Os planos de saúde coletivos enfrentam um aumento médio de 9,9% a partir dos primeiros meses de 2026. Embora esta seja a menor alta registrada nos últimos cinco anos, o índice é mais que o dobro da inflação oficial acumulada no mesmo período, o que levanta preocupações entre os consumidores.
Os dados referentes ao reajuste foram divulgados pela Agência Nacional de Saúde Suplementar (ANS) na última sexta-feira, dia 8. O levantamento abrange os aumentos aplicados pelas operadoras nos contratos coletivos, que são utilizados por empresas, empresários individuais e associações de classe.
A última vez que os planos coletivos apresentaram um reajuste inferior ocorreu em 2021, quando o índice foi de 6,43%. Essa baixa foi influenciada pela redução na realização de consultas, exames e cirurgias eletivas, devido às restrições impostas pela pandemia de covid-19.
Durante o período de 2022 a 2025, os reajustes dos planos coletivos mantiveram-se acima da marca de 10%. Em 2023, o aumento médio alcançou 14,13%, enquanto em 2024 o índice foi de 13,18%. Esses dados demonstram um padrão de alta contínua nos custos dos planos de saúde.
Em fevereiro de 2026, o Índice Nacional de Preços ao Consumidor Amplo (IPCA), que representa a inflação oficial, registrou um aumento de 3,81%. O Instituto de Defesa de Consumidores frequentemente critica os reajustes que superam a inflação, mas a ANS argumenta que a comparação direta não reflete os custos reais do setor.

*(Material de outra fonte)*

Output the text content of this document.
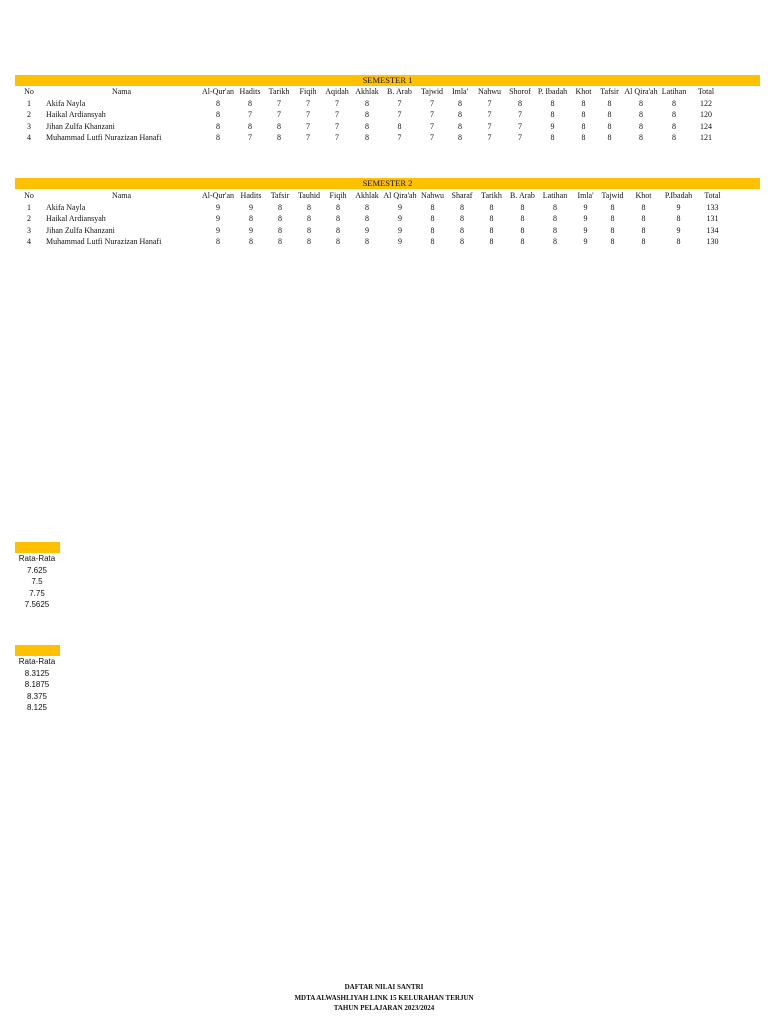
SEMESTER 1
No	Nama	Al-Qur'an	Hadits	Tarikh	Fiqih	Aqidah	Akhlak	B. Arab	Tajwid	Imla'	Nahwu	Shorof	P. Ibadah	Khot	Tafsir	Al Qira'ah	Latihan	Total
1	Akifa Nayla	8	8	7	7	7	8	7	7	8	7	8	8	8	8	8	8	122
2	Haikal Ardiansyah	8	7	7	7	7	8	7	7	8	7	7	8	8	8	8	8	120
3	Jihan Zulfa Khanzani	8	8	8	7	7	8	8	7	8	7	7	9	8	8	8	8	124
4	Muhammad Lutfi Nurazizan Hanafi	8	7	8	7	7	8	7	7	8	7	7	8	8	8	8	8	121
SEMESTER 2
No	Nama	Al-Qur'an	Hadits	Tafsir	Tauhid	Fiqih	Akhlak	Al Qira'ah	Nahwu	Sharaf	Tarikh	B. Arab	Latihan	Imla'	Tajwid	Khot	P.Ibadah	Total
1	Akifa Nayla	9	9	8	8	8	8	9	8	8	8	8	8	9	8	8	9	133
2	Haikal Ardiansyah	9	8	8	8	8	8	9	8	8	8	8	8	9	8	8	8	131
3	Jihan Zulfa Khanzani	9	9	8	8	8	9	9	8	8	8	8	8	9	8	8	9	134
4	Muhammad Lutfi Nurazizan Hanafi	8	8	8	8	8	8	9	8	8	8	8	8	9	8	8	8	130
Rata-Rata
7.625
7.5
7.75
7.5625
Rata-Rata
8.3125
8.1875
8.375
8.125
DAFTAR NILAI SANTRI
MDTA ALWASHLIYAH LINK 15 KELURAHAN TERJUN
TAHUN PELAJARAN 2023/2024
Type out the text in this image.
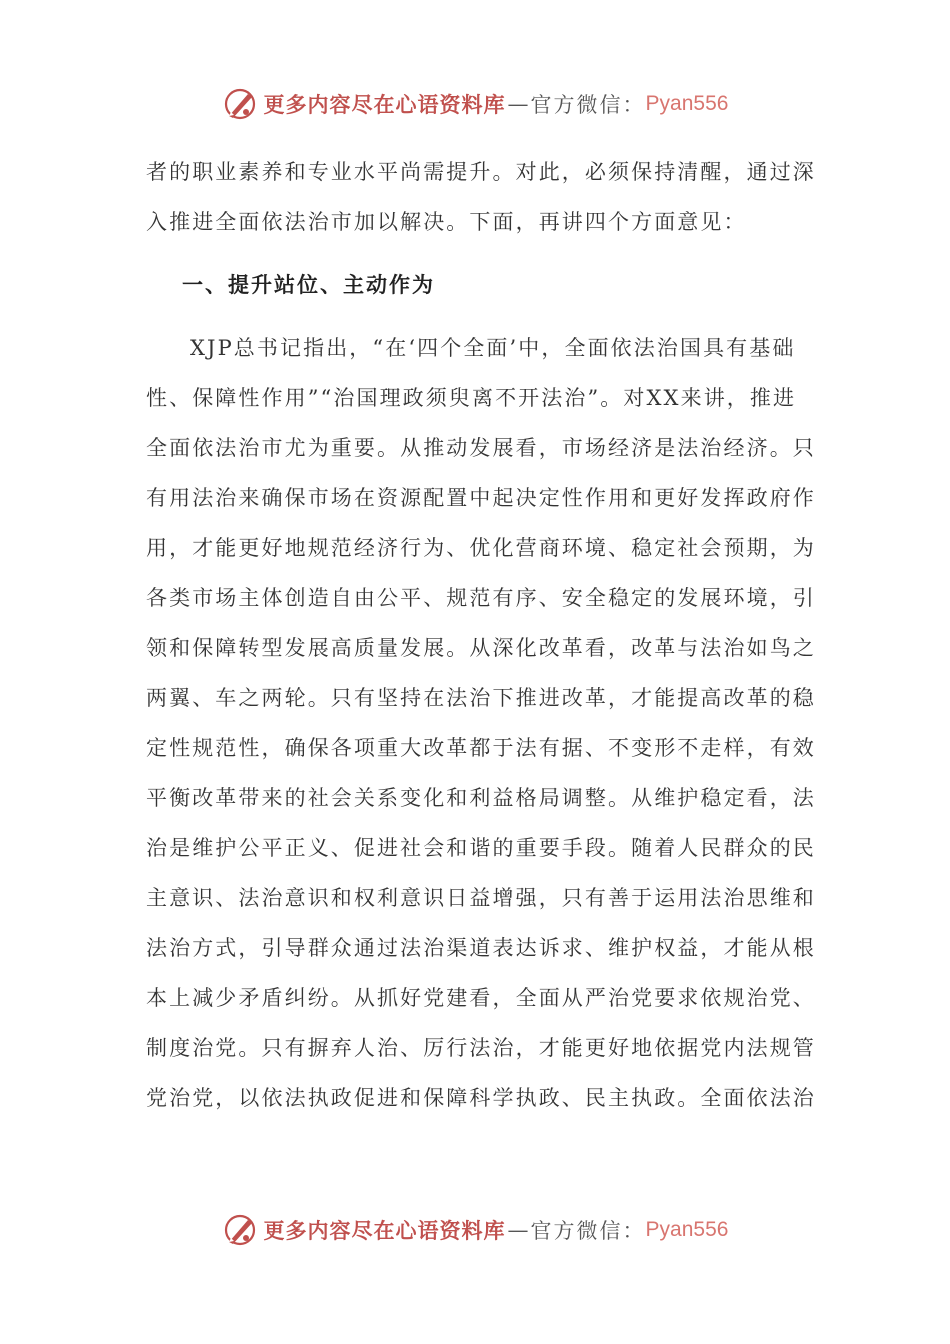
更多内容尽在心语资料库 — 官方微信： Pyan556
者的职业素养和专业水平尚需提升。对此，必须保持清醒，通过深
入推进全面依法治市加以解决。下面，再讲四个方面意见：
一、提升站位、主动作为
XJP总书记指出，“在‘四个全面’中，全面依法治国具有基础
性、保障性作用”“治国理政须臾离不开法治”。对XX来讲，推进
全面依法治市尤为重要。从推动发展看，市场经济是法治经济。只
有用法治来确保市场在资源配置中起决定性作用和更好发挥政府作
用，才能更好地规范经济行为、优化营商环境、稳定社会预期，为
各类市场主体创造自由公平、规范有序、安全稳定的发展环境，引
领和保障转型发展高质量发展。从深化改革看，改革与法治如鸟之
两翼、车之两轮。只有坚持在法治下推进改革，才能提高改革的稳
定性规范性，确保各项重大改革都于法有据、不变形不走样，有效
平衡改革带来的社会关系变化和利益格局调整。从维护稳定看，法
治是维护公平正义、促进社会和谐的重要手段。随着人民群众的民
主意识、法治意识和权利意识日益增强，只有善于运用法治思维和
法治方式，引导群众通过法治渠道表达诉求、维护权益，才能从根
本上减少矛盾纠纷。从抓好党建看，全面从严治党要求依规治党、
制度治党。只有摒弃人治、厉行法治，才能更好地依据党内法规管
党治党，以依法执政促进和保障科学执政、民主执政。全面依法治
更多内容尽在心语资料库 — 官方微信： Pyan556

De acordo com a ANS, o cálculo dos reajustes leva em consideração o aumento nos preços de produtos e serviços médicos, além da frequência com que os planos são utilizados pelos beneficiários. Os contratos coletivos têm regras distintas em relação aos planos individuais, com reajustes resultantes de negociações entre as empresas contratantes e as operadoras. Já os contratos individuais e familiares são regulados pela ANS, que estabelece o percentual máximo permitido.